Quella del Don Chisciotte di Cervantes è la storia di un lettore non più in grado di distinguere la vita dal sogno: non vede la realtà effettuale, ma una dimensione immaginaria e illusoria che, tuttavia, è da lui sentita come vera perché aderisce alla sostanza del suo desiderio, un desiderio completamente modellato (e mediato) sul personaggio di Amadigi di Gaula. Don Chisciotte ambisce a diventare come l’eroe del suo sogno e a restaurare le ormai tramontate virtù e convenzioni del mondo cavalleresco, in una realtà da esse ben lontana.

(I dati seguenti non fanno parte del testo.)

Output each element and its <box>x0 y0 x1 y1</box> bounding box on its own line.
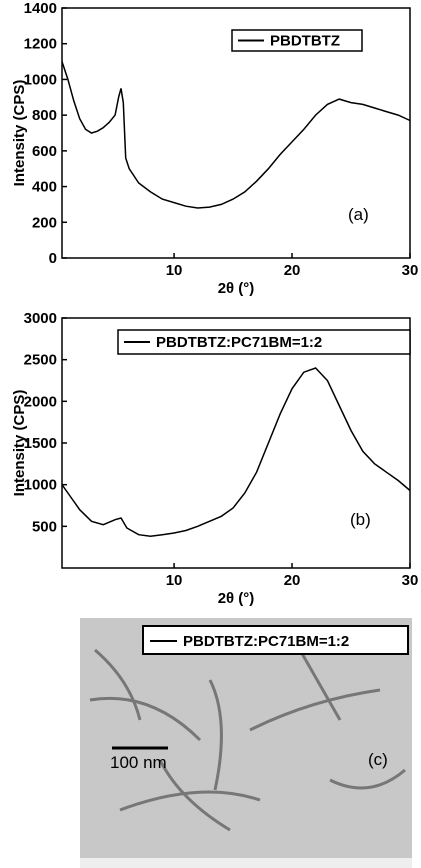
y-tick-label: 800 <box>32 107 57 124</box>
chart: 500 1000 1500 2000 2500 3000 10 20 30 2θ (°) Inten… <box>11 310 418 607</box>
scale-bar-label: 100 nm <box>110 753 167 772</box>
y-tick-label: 0 <box>49 250 57 267</box>
legend-box <box>117 329 411 355</box>
legend-label: PBDTBTZ:PC71BM=1:2 <box>156 334 322 351</box>
x-axis-label: 2θ (°) <box>218 280 255 297</box>
y-tick-label: 1000 <box>24 71 57 88</box>
y-tick-label: 1200 <box>24 36 57 53</box>
data-line <box>61 61 411 209</box>
y-tick-label: 1000 <box>24 477 57 494</box>
x-tick-label: 20 <box>284 262 301 279</box>
tem-image: PBDTBTZ:PC71BM=1:2 100 nm (c) <box>80 618 412 868</box>
y-tick-label: 200 <box>32 214 57 231</box>
y-tick-label: 1500 <box>24 435 57 452</box>
x-tick-label: 10 <box>166 572 183 589</box>
y-tick-label: 2500 <box>24 352 57 369</box>
y-tick-label: 500 <box>32 518 57 535</box>
panel-label: (a) <box>348 205 369 224</box>
data-line <box>61 367 411 538</box>
y-tick-label: 1400 <box>24 0 57 17</box>
x-tick-label: 30 <box>402 262 419 279</box>
x-tick-label: 20 <box>284 572 301 589</box>
legend-box <box>231 29 363 52</box>
y-tick-label: 600 <box>32 143 57 160</box>
y-tick-label: 2000 <box>24 393 57 410</box>
y-tick-label: 3000 <box>24 310 57 327</box>
x-tick-label: 10 <box>166 262 183 279</box>
plot-frame <box>61 7 411 259</box>
x-tick-label: 30 <box>402 572 419 589</box>
y-tick-label: 400 <box>32 179 57 196</box>
legend-label: PBDTBTZ:PC71BM=1:2 <box>183 633 349 650</box>
y-axis-label: Intensity (CPS) <box>11 390 28 497</box>
x-axis-label: 2θ (°) <box>218 590 255 607</box>
legend-label: PBDTBTZ <box>270 33 340 50</box>
panel-label: (b) <box>350 510 371 529</box>
panel-label: (c) <box>368 750 388 769</box>
chart: 0 200 400 600 800 1000 1200 1400 10 20 30 2θ (°) Int… <box>11 0 418 297</box>
y-axis-label: Intensity (CPS) <box>11 80 28 187</box>
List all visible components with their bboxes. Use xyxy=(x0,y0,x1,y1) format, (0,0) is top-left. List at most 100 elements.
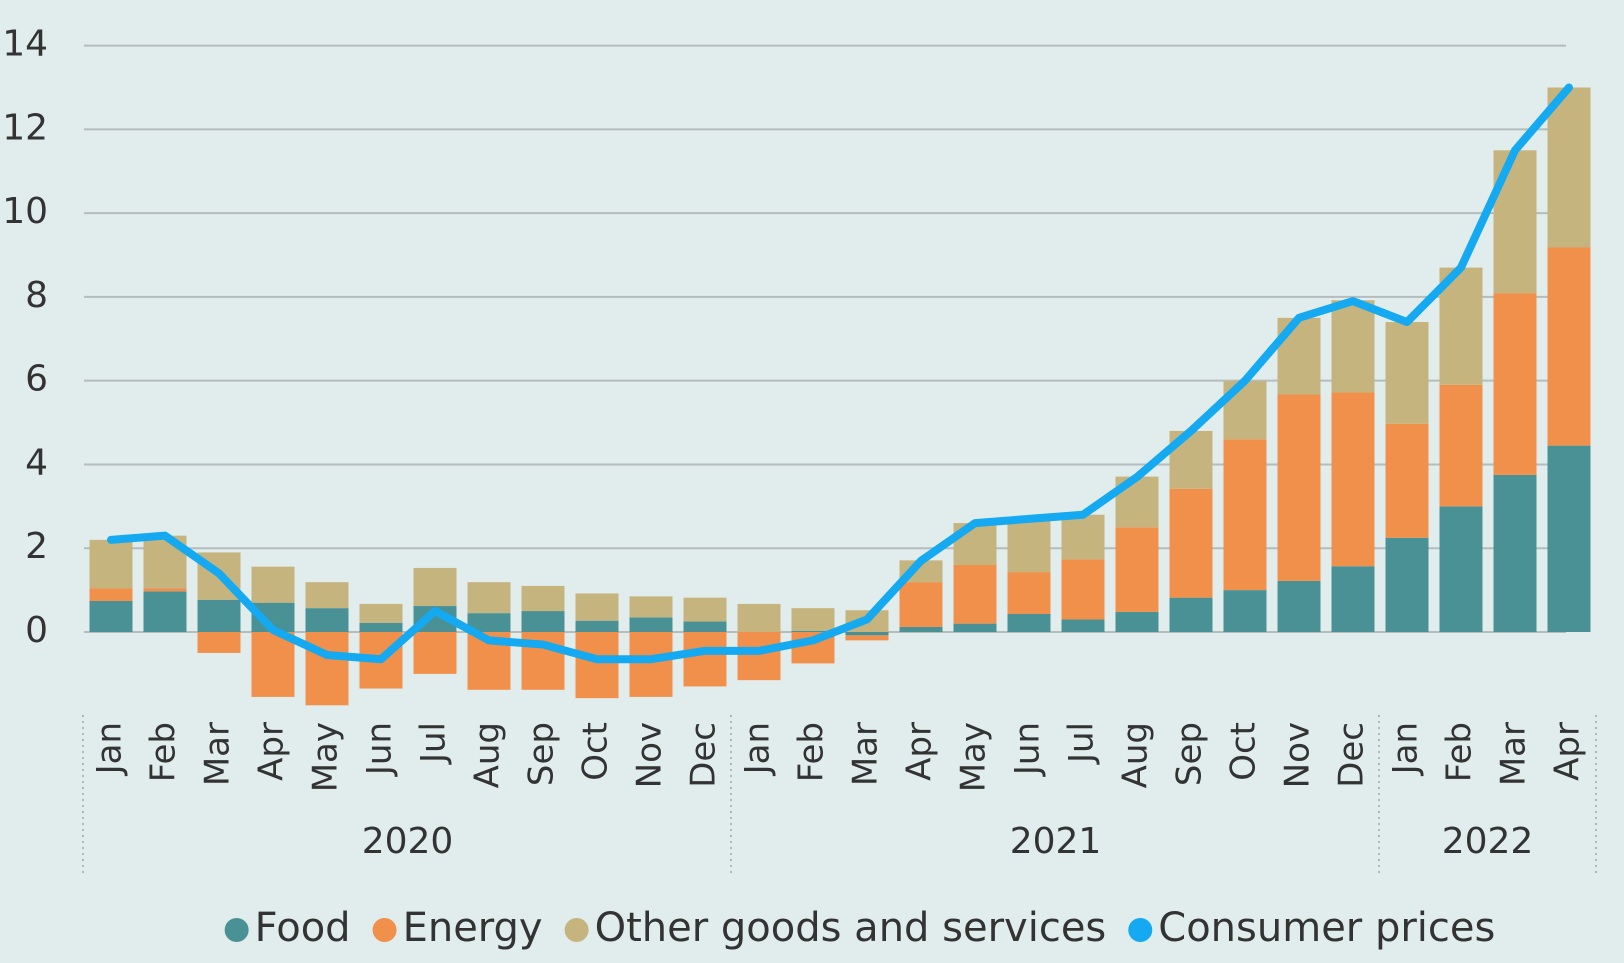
bar-segment xyxy=(845,635,889,641)
x-tick-label: Mar xyxy=(846,722,886,786)
bar-segment xyxy=(1547,87,1591,248)
y-tick-label: 10 xyxy=(2,191,48,232)
legend: Food Energy Other goods and services Consum… xyxy=(224,905,1495,951)
bar-segment xyxy=(1007,613,1051,632)
bar-segment xyxy=(359,622,403,632)
legend-label: Consumer prices xyxy=(1158,905,1495,951)
bar-segment xyxy=(683,621,727,632)
bar-segment xyxy=(1385,322,1429,424)
bar-segment xyxy=(629,596,673,618)
x-tick-label: Feb xyxy=(144,722,184,782)
x-tick-label: Oct xyxy=(576,722,616,781)
bar-segment xyxy=(1061,619,1105,632)
bar-segment xyxy=(1007,521,1051,573)
x-tick-label: Jun xyxy=(1008,722,1048,777)
x-tick-label: Aug xyxy=(1116,722,1156,788)
x-group-label: 2021 xyxy=(1010,821,1102,862)
bar-segment xyxy=(467,613,511,632)
bar-segment xyxy=(737,632,781,681)
bar-segment xyxy=(89,588,133,602)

Sull’onda del naturalismo francese e dalla magistrale penna di Flaubert nasce, invece, una delle prime eroine femminili del romanzo: Madame Bovary. Accompagnata nella sua crescita dalla segreta lettura di romanzi amorosi, Emma sogna la vita lussuosa e gli amori fiabeschi delle paladine dei suoi libri. Nutrita di grandi illusioni, mal sopporta la mediocrità della vita borghese e, incapace di arginare il suo desiderio irrealizzabile, sprofonda nel grigiore dell’esistenza. Emma decide, così, di intraprendere la via dell’adulterio, inseguendo amori vani ed effimeri, passioni impossibili in cui crede di riconoscere l’amore romanzesco a cui anelava e che il marito non era stato capace di donarle. Sperpera il suo denaro nel tentativo di condurre la vita lussuosa che accomunava le protagoniste delle sue letture giovanili e attraverso cui crede di poter compensare la propria frustrazione esistenziale. Emma insegue quella pienezza della vita che, nella grossolanità della quotidinaità borghese, sembra continuamente sfuggirle e che è, invece, cifra del prestigio che contraddistingue i modelli a cui aspira. Dissipa se stessa fino al punto di non ritorno della banca rotta finanziaria e dei propri sogni. Non solo le eroine dei romanzi sono mediatrici tra Emma e i suoi desideri, ma la stessa Madame Bovary, secondo il giudice che decretò la censura del capolavoro di Flaubert, costituisce un potenziale modello e intermediario per le aspirazioni delle lettrici: la prima adultera della letteratura occidentale non incontra nessuna condanna morale da parte dell’autore. Flaubert, secondo i principi del naturalismo, si pone verso la propria opera come Dio nei confronti della creazione, presente ovunque ma visibile da nessuna parte, creando, così, la poesia dell’adulterio la cui principale attrice diventa modello potenzialmente pericoloso per le giovani lettrici, capace di corrompere la purezza della loro virtù.